Mestre Ambrósio tocava há tempos o negócio da criação de aves de raça. Mas o que o empolgava mesmo eram os galos de briga, paixão herdada do velho pai. Nas tardes de sábado, a rinha era como um estádio. Os aficionados chegavam de vários pontos da cidade, com seus animais de estimação super bem-tratados, transportados em tipóias típicas, bordadas por suas mulheres ou encomendadas às costureiras das vizinhanças. Eram interessantes essas peças, com suas abas, com alças semelhantes às de sacolas de tecido, um bojo onde se colocava o corpo do animal e com dois furos paralelos, por onde passavam as pernas que iam pensas, pelas ruas, ou em guidões de bicicletas.

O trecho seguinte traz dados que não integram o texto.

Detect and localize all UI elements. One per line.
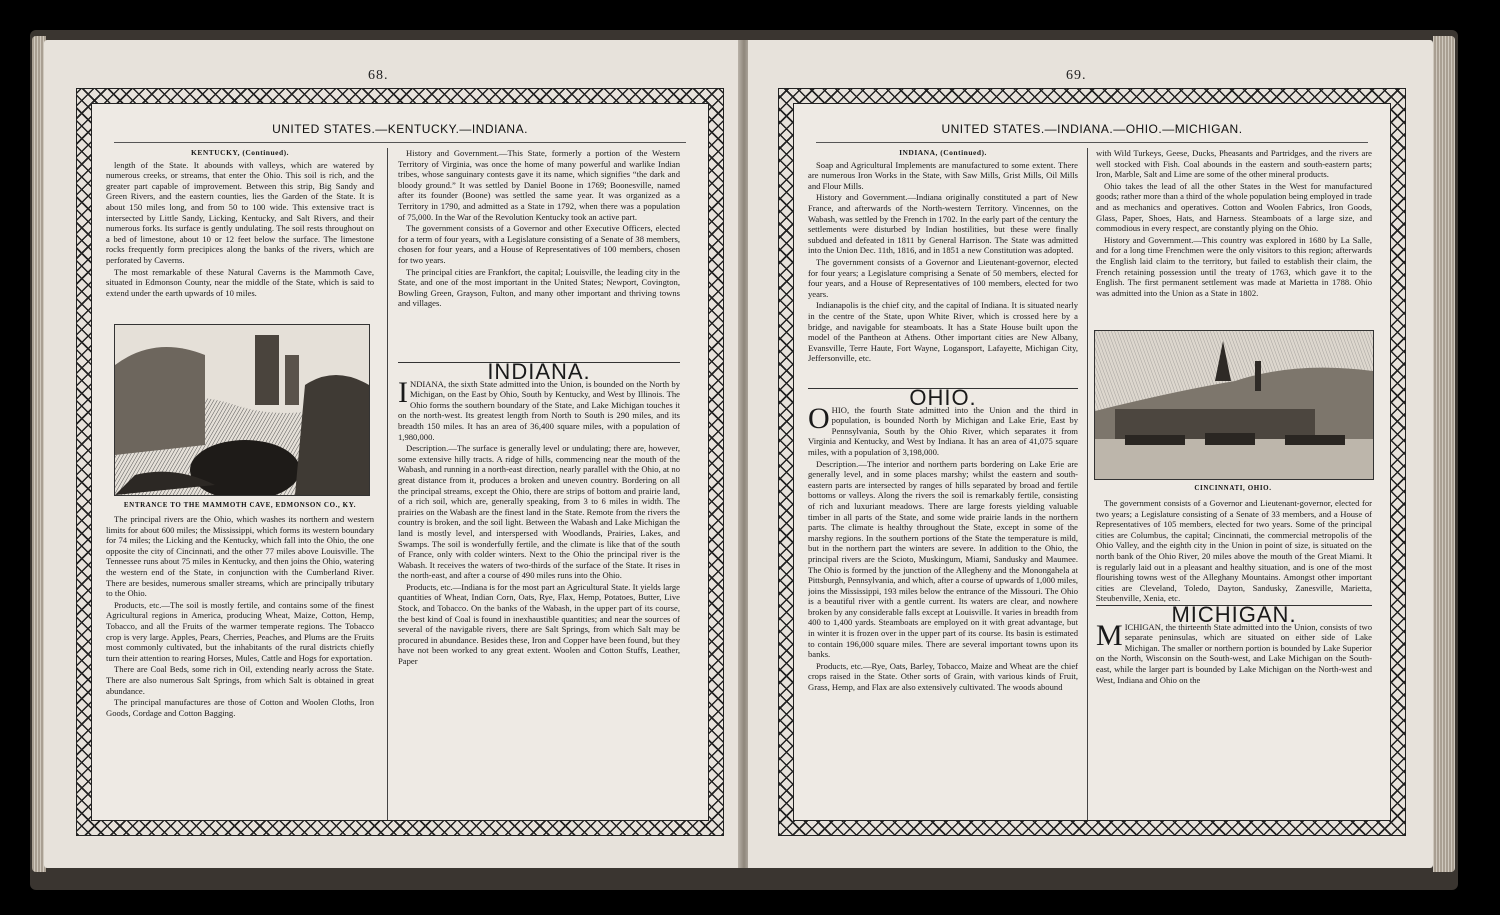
paragraph: Indianapolis is the chief city, and the capital of Indiana. It is situated nearly in the centre of the State, upon White River, which is crossed here by a bridge, and navigable for steamboats. It has a State House built upon the model of the Pantheon at Athens. Other important cities are New Albany, Evansville, Terre Haute, Fort Wayne, Logansport, Lafayette, Michigan City, Jeffersonville, etc. xyxy=(808,300,1078,364)
image-caption: ENTRANCE TO THE MAMMOTH CAVE, EDMONSON CO., KY. xyxy=(123,501,357,509)
column-right-bottom xyxy=(1096,498,1372,821)
paragraph: History and Government.—This State, formerly a portion of the Western Territory of Virginia, was once the home of many powerful and warlike Indian tribes, whose sanguinary contests gave it its name, which signifies “the dark and bloody ground.” It was settled by Daniel Boone in 1769; Boonesville, named after its founder (Boone) was settled the same year. It was organized as a Territory in 1790, and admitted as a State in 1792, when there was a population of 75,000. In the War of the Revolution Kentucky took an active part. xyxy=(398,148,680,222)
page-content xyxy=(91,103,709,821)
ohio-section xyxy=(808,388,1078,821)
section-title: MICHIGAN. xyxy=(1096,605,1372,621)
page-header: UNITED STATES.—KENTUCKY.—INDIANA. xyxy=(272,122,528,136)
page-number: 69. xyxy=(1066,68,1087,83)
paragraph xyxy=(1096,618,1372,686)
paragraph xyxy=(808,401,1078,458)
paragraph: The government consists of a Governor and other Executive Officers, elected for a term of four years, with a Legislature consisting of a Senate of 38 members, chosen for four years, and a House of Representatives of 100 members, chosen for two years. xyxy=(398,223,680,265)
drop-cap: M xyxy=(1096,618,1123,652)
paragraph: The most remarkable of these Natural Caverns is the Mammoth Cave, situated in Edmonson County, near the middle of the State, which is said to extend under the earth upwards of 10 miles. xyxy=(106,266,374,298)
header-rule xyxy=(114,142,686,143)
page-number: 68. xyxy=(368,68,389,83)
paragraph: Description.—The surface is generally level or undulating; there are, however, some extensive hilly tracts. A ridge of hills, commencing near the mouth of the Wabash, and running in a north-east direction, nearly parallel with the Ohio, at no great distance from it, produces a broken and uneven country. Bordering on all the principal streams, except the Ohio, there are strips of bottom and prairie land, of a rich soil, which are, generally speaking, from 3 to 6 miles in width. The prairies on the Wabash are the finest land in the State. Remote from the rivers the country is broken, and the soil light. Between the Wabash and Lake Michigan the land is mostly level, and interspersed with Woodlands, Prairies, Lakes, and Swamps. The soil is wonderfully fertile, and the climate is like that of the south of France, only with colder winters. Next to the Ohio the principal river is the Wabash. It receives the waters of two-thirds of the surface of the State. It rises in the north-east, and after a course of 490 miles runs into the Ohio. xyxy=(398,443,680,581)
paragraph xyxy=(398,375,680,443)
paragraph: History and Government.—This country was explored in 1680 by La Salle, and for a long time Frenchmen were the only visitors to this region; afterwards the English laid claim to the territory, but failed to establish their claim, the French retaining possession until the treaty of 1763, which gave it to the English. The first permanent settlement was made at Marietta in 1788. Ohio was admitted into the Union as a State in 1802. xyxy=(1096,234,1372,298)
decorative-border xyxy=(76,88,724,836)
paragraph: length of the State. It abounds with valleys, which are watered by numerous creeks, or streams, that enter the Ohio. This soil is rich, and the greater part capable of improvement. Between this strip, Big Sandy and Green Rivers, and the eastern counties, lies the Garden of the State. It is about 150 miles long, and from 50 to 100 wide. This extensive tract is intersected by Little Sandy, Licking, Kentucky, and Salt Rivers, and their numerous forks. Its surface is gently undulating. The soil rests throughout on a bed of limestone, about 10 or 12 feet below the surface. The limestone rocks frequently form precipices along the banks of the rivers, which are perforated by Caverns. xyxy=(106,159,374,265)
header-rule xyxy=(816,142,1368,143)
column-left xyxy=(106,148,374,316)
paragraph: Products, etc.—Indiana is for the most part an Agricultural State. It yields large quantities of Wheat, Indian Corn, Oats, Rye, Flax, Hemp, Potatoes, Butter, Live Stock, and Tobacco. On the banks of the Wabash, in the upper part of its course, the best kind of Coal is found in inexhaustible quantities; and near the sources of several of the navigable rivers, there are Salt Springs, from which Salt may be procured in abundance. Besides these, Iron and Copper have been found, but they have not been worked to any great extent. Woolen and Cotton Stuffs, Leather, Paper xyxy=(398,581,680,667)
cave-illustration xyxy=(115,325,369,495)
page-header: UNITED STATES.—INDIANA.—OHIO.—MICHIGAN. xyxy=(941,122,1243,136)
column-divider xyxy=(387,148,388,821)
left-page xyxy=(44,40,740,868)
indiana-section xyxy=(398,362,680,821)
paragraph: History and Government.—Indiana originally constituted a part of New France, and afterwards of the North-western Territory. Vincennes, on the Wabash, was settled by the French in 1702. In the early part of the century the settlements were disturbed by Indian hostilities, but these were finally subdued and defeated in 1811 by General Harrison. The State was admitted into the Union Dec. 11th, 1816, and in 1851 a new Constitution was adopted. xyxy=(808,192,1078,256)
column-left xyxy=(808,148,1078,388)
paragraph-text: NDIANA, the sixth State admitted into the Union, is bounded on the North by Michigan, on the East by Ohio, South by Kentucky, and West by Illinois. The Ohio forms the southern boundary of the State, and Lake Michigan touches it on the north-west. Its greatest length from North to South is 290 miles, and its breadth 150 miles. It has an area of 36,400 square miles, with a population of 1,980,000. xyxy=(398,378,680,442)
paragraph: Ohio takes the lead of all the other States in the West for manufactured goods; rather more than a third of the whole population being employed in trade and as mechanics and operatives. Cotton and Woolen Fabrics, Iron Goods, Glass, Paper, Shoes, Hats, and Harness. Steamboats of a large size, and commodious in every respect, are constantly plying on the Ohio. xyxy=(1096,180,1372,234)
paragraph-text: HIO, the fourth State admitted into the Union and the third in population, is bounded North by Michigan and Lake Erie, East by Pennsylvania, South by the Ohio River, which separates it from Virginia and Kentucky, and West by Indiana. It has an area of 41,075 square miles, with a population of 3,198,000. xyxy=(808,404,1078,457)
cincinnati-illustration xyxy=(1095,331,1373,479)
paragraph: The government consists of a Governor and Lieutenant-governor, elected for four years; a Legislature comprising a Senate of 50 members, elected for four years, and a House of Representatives of 100 members, elected for two years. xyxy=(808,256,1078,299)
paragraph: Soap and Agricultural Implements are manufactured to some extent. There are numerous Iron Works in the State, with Saw Mills, Grist Mills, Oil Mills and Flour Mills. xyxy=(808,159,1078,191)
decorative-border xyxy=(778,88,1406,836)
column-divider xyxy=(1087,148,1088,821)
paragraph-text: ICHIGAN, the thirteenth State admitted into the Union, consists of two separate peninsulas, which are situated on either side of Lake Michigan. The smaller or northern portion is bounded by Lake Superior on the North, Wisconsin on the South-west, and Lake Michigan on the South-east, while the larger part is bounded by Lake Michigan on the North-west and West, Indiana and Ohio on the xyxy=(1096,621,1372,685)
paragraph: The government consists of a Governor and Lieutenant-governor, elected for two years; a Legislature consisting of a Senate of 33 members, and a House of Representatives of 105 members, elected for two years. Some of the principal cities are Columbus, the capital; Cincinnati, the commercial metropolis of the Ohio Valley, and the eighth city in the Union in point of size, is situated on the north bank of the Ohio River, 20 miles above the mouth of the Great Miami. It is regularly laid out in a pleasant and healthy situation, and is one of the most flourishing towns west of the Alleghany Mountains. Amongst other important cities are Cleveland, Toledo, Dayton, Sandusky, Zanesville, Marietta, Steubenville, Xenia, etc. xyxy=(1096,498,1372,604)
section-subtitle: INDIANA, (Continued). xyxy=(899,148,987,157)
page-content xyxy=(793,103,1391,821)
paragraph: with Wild Turkeys, Geese, Ducks, Pheasants and Partridges, and the rivers are well stocked with Fish. Coal abounds in the eastern and south-eastern parts; Iron, Marble, Salt and Lime are some of the other mineral products. xyxy=(1096,148,1372,180)
paragraph: There are Coal Beds, some rich in Oil, extending nearly across the State. There are also numerous Salt Springs, from which Salt is obtained in great abundance. xyxy=(106,664,374,696)
column-right xyxy=(1096,148,1372,324)
column-left-bottom xyxy=(106,514,374,821)
column-right xyxy=(398,148,680,358)
drop-cap: O xyxy=(808,401,830,435)
paragraph: The principal manufactures are those of Cotton and Woolen Cloths, Iron Goods, Cordage and Cotton Bagging. xyxy=(106,697,374,718)
section-subtitle: KENTUCKY, (Continued). xyxy=(190,148,290,157)
page-edges-right xyxy=(1433,36,1455,872)
paragraph: Products, etc.—Rye, Oats, Barley, Tobacco, Maize and Wheat are the chief crops raised in the State. Other sorts of Grain, with various kinds of Fruit, Grass, Hemp, and Flax are also extensively cultivated. The woods abound xyxy=(808,660,1078,693)
section-title: OHIO. xyxy=(808,388,1078,404)
paragraph: Products, etc.—The soil is mostly fertile, and contains some of the finest Agricultural regions in America, producing Wheat, Maize, Cotton, Hemp, Tobacco, and all the Fruits of the warmer temperate regions. The Tobacco crop is very large. Apples, Pears, Cherries, Peaches, and Plums are the Fruits most commonly cultivated, but the inhabitants of the rural districts chiefly turn their attention to rearing Horses, Mules, Cattle and Hogs for exportation. xyxy=(106,599,374,663)
right-page xyxy=(748,40,1433,868)
section-title: INDIANA. xyxy=(398,362,680,378)
paragraph: The principal cities are Frankfort, the capital; Louisville, the leading city in the State, and one of the most important in the United States; Newport, Covington, Bowling Green, Grayson, Fulton, and many other important and thriving towns and villages. xyxy=(398,266,680,309)
drop-cap: I xyxy=(398,375,408,409)
paragraph: The principal rivers are the Ohio, which washes its northern and western limits for about 600 miles; the Mississippi, which forms its western boundary for 74 miles; the Licking and the Kentucky, which fall into the Ohio, the one opposite the city of Cincinnati, and the other 77 miles above Louisville. The Tennessee runs about 75 miles in Kentucky, and then joins the Ohio, watering the western end of the State, in conjunction with the Cumberland River. There are besides, numerous smaller streams, which are principally tributary to the Ohio. xyxy=(106,514,374,599)
image-caption: CINCINNATI, OHIO. xyxy=(1194,484,1272,492)
paragraph: Description.—The interior and northern parts bordering on Lake Erie are generally level, and in some places marshy; whilst the eastern and south-eastern parts are intersected by ranges of hills separated by broad and fertile bottoms or valleys. Along the rivers the soil is remarkably fertile, consisting of rich and luxuriant meadows. There are large forests yielding valuable timber in all parts of the State, and some wide prairie lands in the northern parts. The climate is healthy throughout the State, except in some of the marshy regions. In the southern portions of the State the temperature is mild, but in the northern part the winters are severe. In addition to the Ohio, the principal rivers are the Scioto, Muskingum, Miami, Sandusky and Maumee. The Ohio is formed by the junction of the Allegheny and the Monongahela at Pittsburgh, Pennsylvania, and which, after a course of upwards of 1,000 miles, joins the Mississippi, 193 miles below the entrance of the Missouri. The Ohio is a beautiful river with a gentle current. Its waters are clear, and nowhere broken by any considerable falls except at Louisville. It varies in breadth from 400 to 1,400 yards. Steamboats are employed on it with great advantage, but in winter it is frozen over in the upper part of its course. Its basin is estimated to contain 196,000 square miles. There are several important towns upon its banks. xyxy=(808,458,1078,660)
cincinnati-engraving xyxy=(1094,330,1374,480)
mammoth-cave-engraving xyxy=(114,324,370,496)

A rinha fazia parte da tradição do lugar, funcionava ali há mais de cinqüenta anos. Um grupo de trabalhadores do interior de Sergipe ali se estabelecera, trazendo a novidade. O finado mestre Jorge, pai de Ambrósio, trouxera da terra natal, junto aos patrícios, os primeiros galos de raça e de briga, com a idéia e o sonho de tocar uma rinha. Começou com a cara e a coragem, devagar, com dedicação e vontade. O negócio foi prosperando aos poucos, com a criação e a venda de aves de raça. Mestre Jorge foi desenvolvendo seu tino de treinador, ganhou a experiência de preparar os frangotes para a luta. Os bichos, uma vez adultos, bem nutridos com milho e ração preparada em casa, tornavam-se pequenos gladiadores de pena.
A rinha era um templo: espaço de consagração e decepção, entre vitórias e derrotas. Ali começava ou acabava a fama de um galo de briga e de seu dono ou tratador. Tal como uma praça de touros, a rinha se desenhava enquanto palco de vida e morte. Os animais se enfrentavam com uma fúria silenciosa, olho no olho, crista a crista, a bicadas e golpes de esporões afiados. O sangue e as penas, num ruflar de asas ariscas, cristas dilaceradas, os pescoços arrepiados. As batalhas levavam horas e se transformavam em tema de discussões, dias e dias. Nas paredes, algumas fotos antigas, outras mais recentes, os assentos de madeira em volta, como uma pequena galeria de circo. Era uma arena trágica para os galos, o deleite dos amantes do estranho esporte.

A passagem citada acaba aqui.